There is more than enough evidence in the public domain to conclude that Imane Khelif has XY chromosomes with a disorder of sexual development that results in internal testes and, critically as far as sport goes, male puberty.
There is evidence that the IOC *knew* this before the competition began and therefore they knowingly allowed someone with male physical advantage to beat up female competitors in the ring and steal the gold medal from an actual female boxer.

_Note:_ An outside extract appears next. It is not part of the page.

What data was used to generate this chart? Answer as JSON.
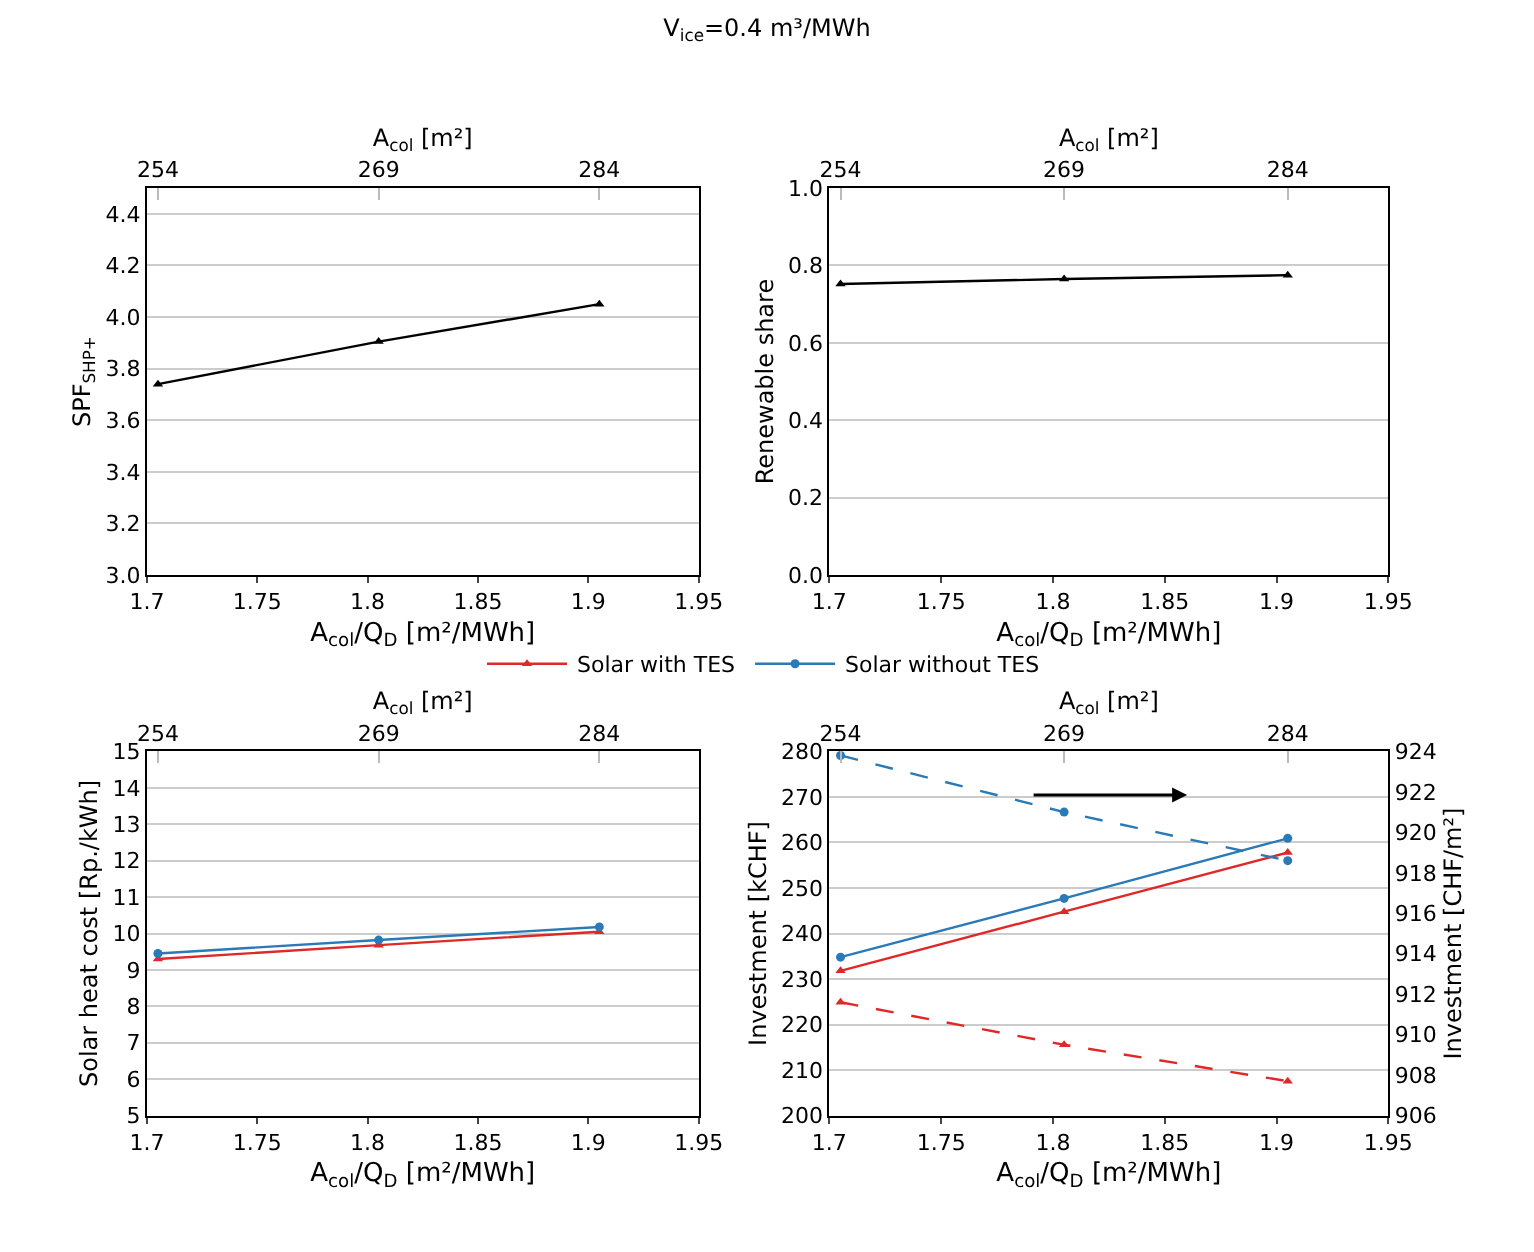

Khelif’s DSD quite probably did lead to an incorrect observation of sex as female at birth, leading to ‘her’ being raised as a girl. Frankly if Khelif wishes to live private life as a woman then that’s none of anyone else’s business. In this case, in particular, it isn’t even a ‘trans rights’ issue, although some similar issues are raised. The line, however, comes when the very reason female sporting categories exist is crossed in the name of ‘inclusion’. Female sporting categories exist because it is the only way of ensuring inclusion of women in physical sports they could never win if they were compelled to compete only in a male or ‘open’ category.
The IOC however seems to have become fixated on making a political statement and whatever it knew about Khelif’s physiology, it had determined it was not going to use any such information in determining qualification for the female category. The only qualification the IOC seemed interested in was what was stamped in a passport - an obvious nonsense given the number of countries that now make it increasingly easy for men to create the legal fiction that they are women.
Sex is binary and immutable, and while people may have rights to dress and act however they choose in a liberal democracy, that right does not extend to stealing the rights and opportunities of others. Someone with a disorder of sexual development deserves compassion and support but not to the extent that they are allowed to exercise unfair advantage in sport. The IOC ought to have behaved very differently and ought to be ashamed.